The God of Secrets looked at the corridor entrance. Whatever was left of his composure finished leaving his face, and what replaced it was the expression of someone who had watched a plan finish coming apart and was now down to the last available move.


His eyes landed on her.


She was ready. Order magic at full burn, sword up, every reserve feeding into it. She had been expecting this moment since Finn walked through that entrance.


But yet she still wasn’t ready for the speed.


He shed every restraint the vessel he was using as a body should have had and covered the hall in less than a blink, hand reaching for her throat before her sword arm had finished its first movement.


"Order Edict: Stillness!"


Somehow, the words came out before he reached her. The air locked. His hand stopped a finger’s width from her neck, frozen inside the field, and she threw herself backward out of his reach in the two seconds it held, sword coming up between them.


But it turned out she hadn’t needed to in the first place. In fact, the God of Secrets’ attack would never have reached her if her edict hadn’t been on time...


...Because out of nowhere, Ailin was suddenly between them.


Without the slightest sound. Without the slightest transition. As if she’d suddenly appeared like a blink, she was just there, and the presence radiating off her was fully forward now, no longer ambient and calm like before. That dangerous feeling Althea had sensed was now fully directed straight at the God of Secrets with a weight that made the air feel thick.


He jumped back multiple steps immediately and stared at what was looking at him through Ailin’s abyss black eyes with plain fear.


"This wasn’t the plan," he said quickly, his pleasant voice stripped of all its ease. "Everything has come apart. The Order bearer needs to be removed now, before she stands alongside the Errant. That is the only logical move remaining."


The voice from Ailin was layered. Many at once, distinct and harmonic, arriving together as one sound.


"We are watching." The words filled the hall with a chilling resonance. "The situation has moved past what was projected. But the end is still vague... Where the end is still vague, We watch."


As the voice dropped the last word, Ailin’s head turned toward the corridor entrance, peering into the darkness of the rubble, then with a ghost of a smile, the presence within Ailin left all at once. The weight in the air dropped, the ancient dangerous quality gone as completely as if a door had shut. Ailin’s body folded and Althea crossed the hall and caught her, lowering her down. She pressed two fingers to Ailin’s neck, hoping desperately for a pulse.


...Thankfully, there was one. It was thin and barely there... but it was present.

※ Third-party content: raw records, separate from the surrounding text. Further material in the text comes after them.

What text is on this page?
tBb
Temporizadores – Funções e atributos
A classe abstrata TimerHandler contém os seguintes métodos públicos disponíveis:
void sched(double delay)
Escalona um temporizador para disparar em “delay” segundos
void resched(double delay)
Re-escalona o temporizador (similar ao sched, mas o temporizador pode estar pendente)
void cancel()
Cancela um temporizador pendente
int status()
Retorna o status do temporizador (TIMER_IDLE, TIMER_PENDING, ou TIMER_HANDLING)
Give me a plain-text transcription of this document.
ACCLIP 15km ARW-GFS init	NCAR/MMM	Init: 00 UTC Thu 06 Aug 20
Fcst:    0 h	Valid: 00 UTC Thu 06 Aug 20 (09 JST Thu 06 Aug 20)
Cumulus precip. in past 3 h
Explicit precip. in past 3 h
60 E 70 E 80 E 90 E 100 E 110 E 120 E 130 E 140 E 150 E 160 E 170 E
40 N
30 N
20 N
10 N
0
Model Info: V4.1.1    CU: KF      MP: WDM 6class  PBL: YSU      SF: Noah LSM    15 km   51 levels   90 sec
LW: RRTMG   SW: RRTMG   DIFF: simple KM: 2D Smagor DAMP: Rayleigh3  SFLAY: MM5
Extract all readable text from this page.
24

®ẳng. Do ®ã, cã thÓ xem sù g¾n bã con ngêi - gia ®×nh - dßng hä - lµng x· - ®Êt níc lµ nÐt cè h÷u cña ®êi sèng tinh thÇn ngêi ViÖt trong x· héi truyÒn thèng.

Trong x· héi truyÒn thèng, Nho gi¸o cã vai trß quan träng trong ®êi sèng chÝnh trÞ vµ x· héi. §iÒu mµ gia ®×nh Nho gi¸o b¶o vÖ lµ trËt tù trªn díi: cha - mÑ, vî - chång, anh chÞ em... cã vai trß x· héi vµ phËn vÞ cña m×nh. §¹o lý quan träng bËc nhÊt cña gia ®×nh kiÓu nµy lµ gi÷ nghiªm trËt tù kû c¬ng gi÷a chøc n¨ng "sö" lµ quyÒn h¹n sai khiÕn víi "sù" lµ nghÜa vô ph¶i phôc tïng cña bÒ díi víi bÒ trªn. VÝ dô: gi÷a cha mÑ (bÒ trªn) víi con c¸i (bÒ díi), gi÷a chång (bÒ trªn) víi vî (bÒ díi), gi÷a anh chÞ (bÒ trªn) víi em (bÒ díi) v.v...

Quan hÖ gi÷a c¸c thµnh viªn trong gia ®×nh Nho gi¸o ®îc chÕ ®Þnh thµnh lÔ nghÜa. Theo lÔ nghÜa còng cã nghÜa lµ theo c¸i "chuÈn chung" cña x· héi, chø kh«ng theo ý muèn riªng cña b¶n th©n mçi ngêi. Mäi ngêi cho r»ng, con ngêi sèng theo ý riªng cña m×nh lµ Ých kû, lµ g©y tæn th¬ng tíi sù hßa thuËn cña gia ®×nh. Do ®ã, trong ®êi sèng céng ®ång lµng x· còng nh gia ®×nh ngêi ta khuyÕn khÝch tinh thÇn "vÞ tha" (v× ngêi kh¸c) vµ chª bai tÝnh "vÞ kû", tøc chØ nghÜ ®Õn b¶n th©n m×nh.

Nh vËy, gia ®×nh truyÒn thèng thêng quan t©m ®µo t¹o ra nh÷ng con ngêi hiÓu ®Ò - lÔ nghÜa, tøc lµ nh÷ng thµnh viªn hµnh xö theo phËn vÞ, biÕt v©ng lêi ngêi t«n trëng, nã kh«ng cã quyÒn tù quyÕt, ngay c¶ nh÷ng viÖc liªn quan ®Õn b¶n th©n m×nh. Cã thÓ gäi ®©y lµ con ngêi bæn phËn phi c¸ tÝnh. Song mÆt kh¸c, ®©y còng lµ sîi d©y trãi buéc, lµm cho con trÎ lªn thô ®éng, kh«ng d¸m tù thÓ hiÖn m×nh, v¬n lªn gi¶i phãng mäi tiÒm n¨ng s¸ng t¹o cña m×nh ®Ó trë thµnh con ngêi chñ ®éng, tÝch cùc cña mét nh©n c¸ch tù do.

She kept her fingers there, as if that would prevent the pulse from leaving. The ceiling was dropping chunks now, steady and heavy. The hall was actively coming apart around them.


She heard the God of Secrets move again. But this time, even without activating her Order magic, she felt no fear.

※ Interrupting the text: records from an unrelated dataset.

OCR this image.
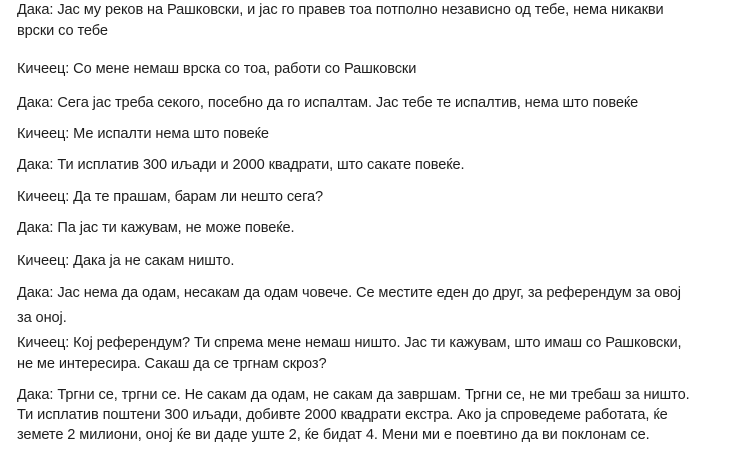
Дака: Јас му реков на Рашковски, и јас го правев тоа потполно независно од тебе, нема никакви
врски со тебе
Кичеец: Со мене немаш врска со тоа, работи со Рашковски
Дака: Сега јас треба секого, посебно да го испалтам. Јас тебе те испалтив, нема што повеќе
Кичеец: Ме испалти нема што повеќе
Дака: Ти исплатив 300 иљади и 2000 квадрати, што сакате повеќе.
Кичеец: Да те прашам, барам ли нешто сега?
Дака: Па јас ти кажувам, не може повеќе.
Кичеец: Дака ја не сакам ништо.
Дака: Јас нема да одам, несакам да одам човече. Се местите еден до друг, за референдум за овој
за оној.
Кичеец: Кој референдум? Ти спрема мене немаш ништо. Јас ти кажувам, што имаш со Рашковски,
не ме интересира. Сакаш да се тргнам скроз?
Дака: Тргни се, тргни се. Не сакам да одам, не сакам да завршам. Тргни се, не ми требаш за ништо.
Ти исплатив поштени 300 иљади, добивте 2000 квадрати екстра. Ако ја спроведеме работата, ќе
земете 2 милиони, оној ќе ви даде уште 2, ќе бидат 4. Мени ми е поевтино да ви поклонам се.
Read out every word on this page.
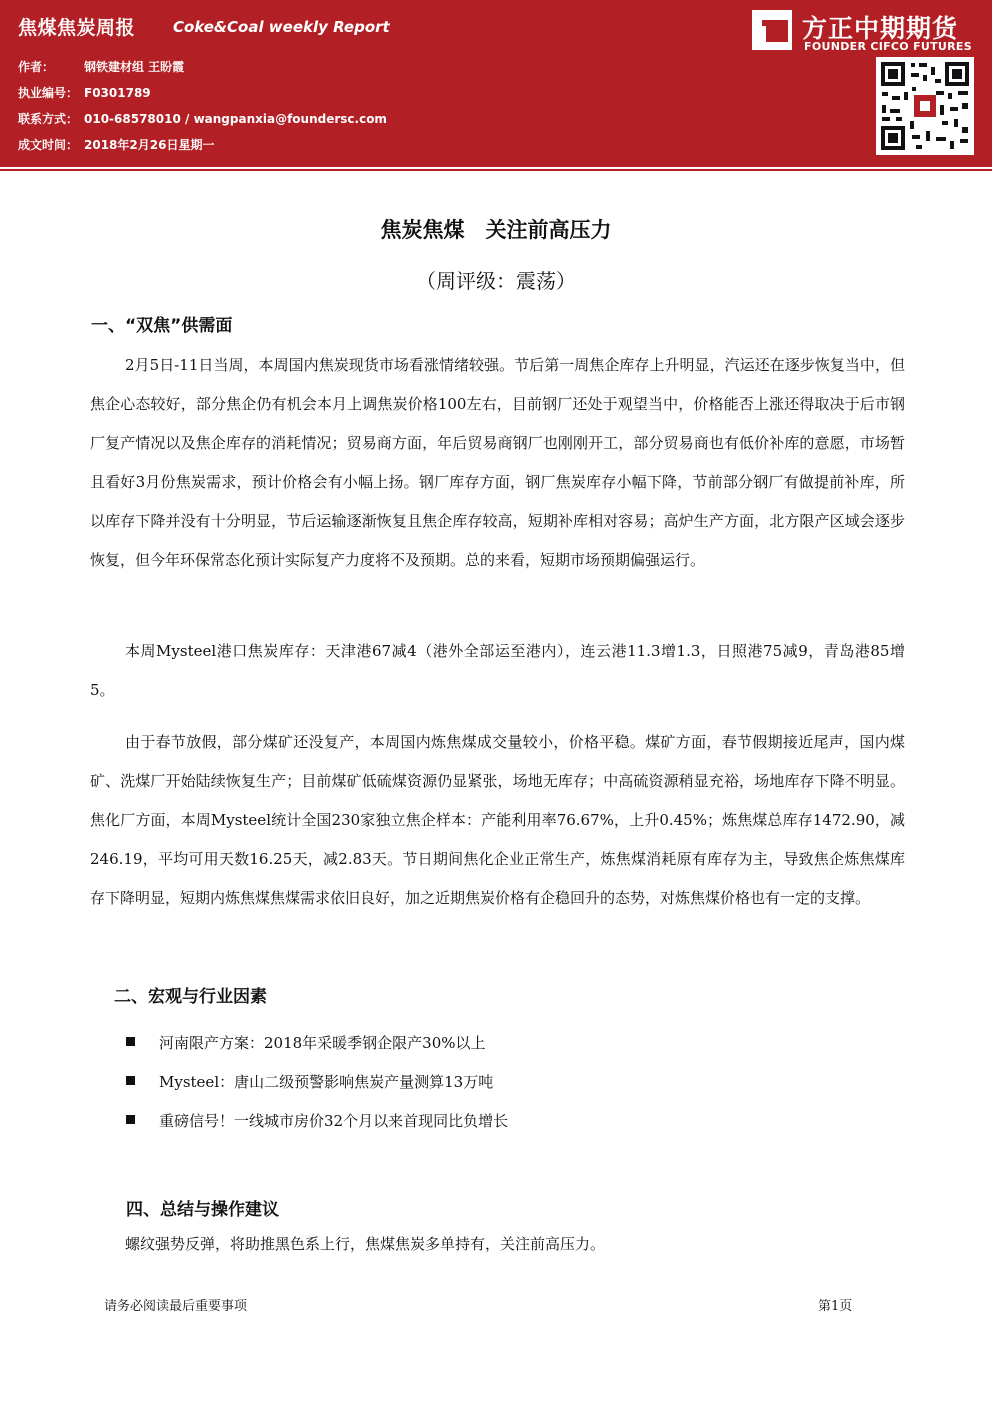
焦煤焦炭周报	Coke&Coal weekly Report
作者： 钢铁建材组 王盼霞
执业编号： F0301789
联系方式： 010-68578010 / wangpanxia@foundersc.com
成文时间： 2018年2月26日星期一
方正中期期货
FOUNDER CIFCO FUTURES
焦炭焦煤　关注前高压力
（周评级：震荡）
一、“双焦”供需面

2月5日-11日当周，本周国内焦炭现货市场看涨情绪较强。节后第一周焦企库存上升明显，汽运还在逐步恢复当中，但焦企心态较好，部分焦企仍有机会本月上调焦炭价格100左右，目前钢厂还处于观望当中，价格能否上涨还得取决于后市钢厂复产情况以及焦企库存的消耗情况；贸易商方面，年后贸易商钢厂也刚刚开工，部分贸易商也有低价补库的意愿，市场暂且看好3月份焦炭需求，预计价格会有小幅上扬。钢厂库存方面，钢厂焦炭库存小幅下降，节前部分钢厂有做提前补库，所以库存下降并没有十分明显，节后运输逐渐恢复且焦企库存较高，短期补库相对容易；高炉生产方面，北方限产区域会逐步恢复，但今年环保常态化预计实际复产力度将不及预期。总的来看，短期市场预期偏强运行。

本周Mysteel港口焦炭库存：天津港67减4（港外全部运至港内），连云港11.3增1.3，日照港75减9，青岛港85增5。

由于春节放假，部分煤矿还没复产，本周国内炼焦煤成交量较小，价格平稳。煤矿方面，春节假期接近尾声，国内煤矿、洗煤厂开始陆续恢复生产；目前煤矿低硫煤资源仍显紧张，场地无库存；中高硫资源稍显充裕，场地库存下降不明显。焦化厂方面，本周Mysteel统计全国230家独立焦企样本：产能利用率76.67%，上升0.45%；炼焦煤总库存1472.90，减246.19，平均可用天数16.25天，减2.83天。节日期间焦化企业正常生产，炼焦煤消耗原有库存为主，导致焦企炼焦煤库存下降明显，短期内炼焦煤焦煤需求依旧良好，加之近期焦炭价格有企稳回升的态势，对炼焦煤价格也有一定的支撑。

二、宏观与行业因素
河南限产方案：2018年采暖季钢企限产30%以上
Mysteel：唐山二级预警影响焦炭产量测算13万吨
重磅信号！一线城市房价32个月以来首现同比负增长
四、总结与操作建议

螺纹强势反弹，将助推黑色系上行，焦煤焦炭多单持有，关注前高压力。

请务必阅读最后重要事项	第1页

Like the strike of a terrible God, something tore through the hall.


Black, green burning at its edges, moving so fast the air split into wide glitching tears along its path and closed behind it with visible effort. The God of Secrets threw himself hard to the side and kept moving, putting distance between himself and the path of the thing with the urgency of someone who understood exactly what they were clearing away from.


He only stopped when he reached the far wall, glancing down at his arm, where a glitching tear ate away at his hand, dismantling it into pixel-like tears that reality struggled to heal.


With a frown that had a hint of fright, embarrassment, and anger mixed together, he sliced off the hand cleanly, letting his blood spill freely, before clasping the stump and slowly looking up at the rubble of the corridor entrance.


From the rubble, a pair of green eyes opened in the darkness of the settling dust and locked onto the God of Secrets across the hall coldly, before a voice spoke, barely above a whisper...


"I told you you will bleed if you move."